Making Data Useful

You’ve just finished the fourth and penultimate chapter. Congratulations!

Now, you have learned why good data quality is crucial for data-driven processes, and that things can quickly go wrong if the data you handle is not complete and correct. If you feed a system with inconsistent, incomplete or incorrect data, you will also end up with results of correspondingly low quality. “Garbage in, garbage out,” as we now know it’s called.
You’ve learned to be aware of biases in the data and what governance really means—and why good management and trust are necessary in data-driven systems and processes.
We have also looked at how to proceed when identifying data and choosing tools.
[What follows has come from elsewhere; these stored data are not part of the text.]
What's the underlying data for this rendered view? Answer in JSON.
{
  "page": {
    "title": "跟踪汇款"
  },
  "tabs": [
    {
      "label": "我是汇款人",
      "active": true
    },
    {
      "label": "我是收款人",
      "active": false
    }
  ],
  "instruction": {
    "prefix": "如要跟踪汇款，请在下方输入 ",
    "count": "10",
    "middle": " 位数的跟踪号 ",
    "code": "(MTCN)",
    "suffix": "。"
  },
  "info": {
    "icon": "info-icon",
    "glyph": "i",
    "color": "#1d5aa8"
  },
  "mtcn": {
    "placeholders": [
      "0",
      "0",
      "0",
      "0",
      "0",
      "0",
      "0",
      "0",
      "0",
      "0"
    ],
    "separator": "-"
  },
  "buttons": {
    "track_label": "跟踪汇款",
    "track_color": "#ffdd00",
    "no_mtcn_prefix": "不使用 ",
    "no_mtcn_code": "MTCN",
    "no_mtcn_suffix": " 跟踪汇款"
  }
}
And we have created a checklist for what should be included in a data cleanup job. From that point, you can develop the data from insight to value: A bit like how a data scientist operates!
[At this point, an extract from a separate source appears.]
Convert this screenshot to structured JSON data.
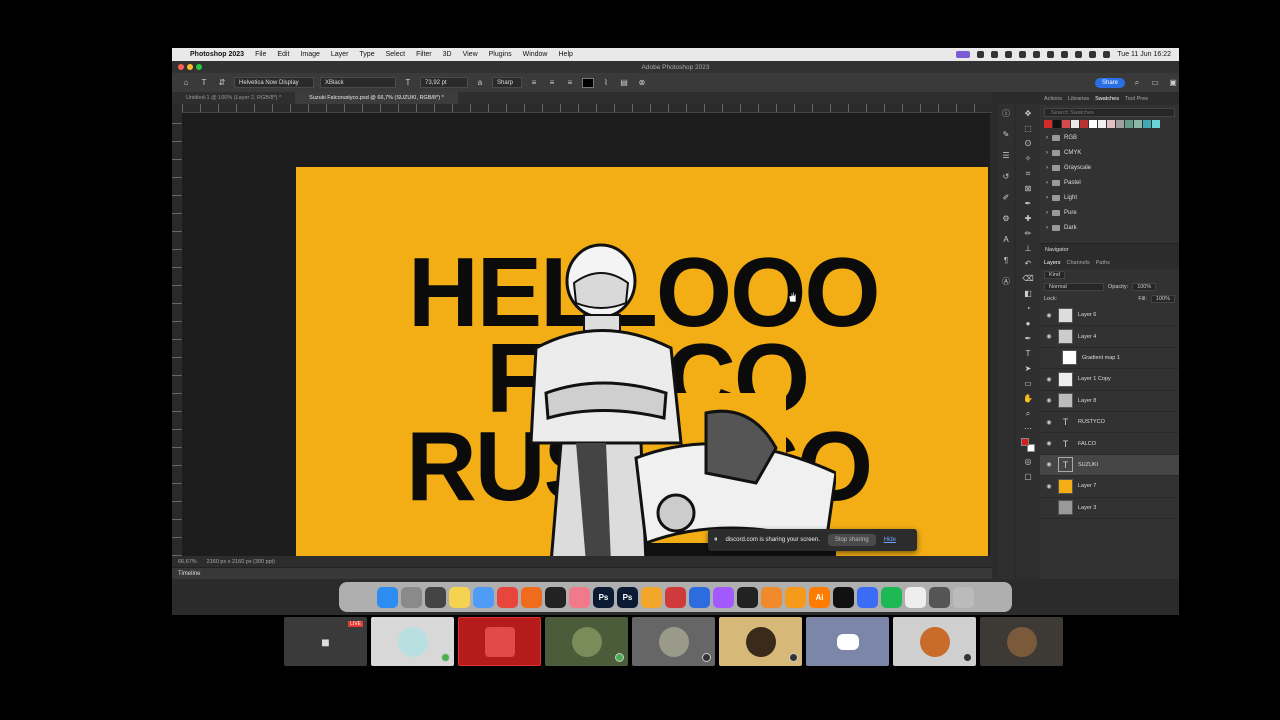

Another thing a data scientist deals with is asking good and relevant questions. Gathering information and thorough preparation are indeed things that occupy a large part of the working time for those who work with data.
Later in the chapter, you also read about how the first databases worked, and that perhaps the most important feature of a relational database is that it is searchable in a much more efficient way than previous databases. Finally, we concluded by examining how relationships, entities and attributes together constitute the logic in relational databases, and getting an overview of the rules for how they are created and interact.
When we want to structure and store data, databases of this type are often used, whether stored locally on our own machines, or in the cloud. And if you have also ensured that the data is well prepared—well, then you are well on your way to being able to utilise it.
Exactly how we proceed to use data to make better decisions and create value is the topic of the next and final chapter.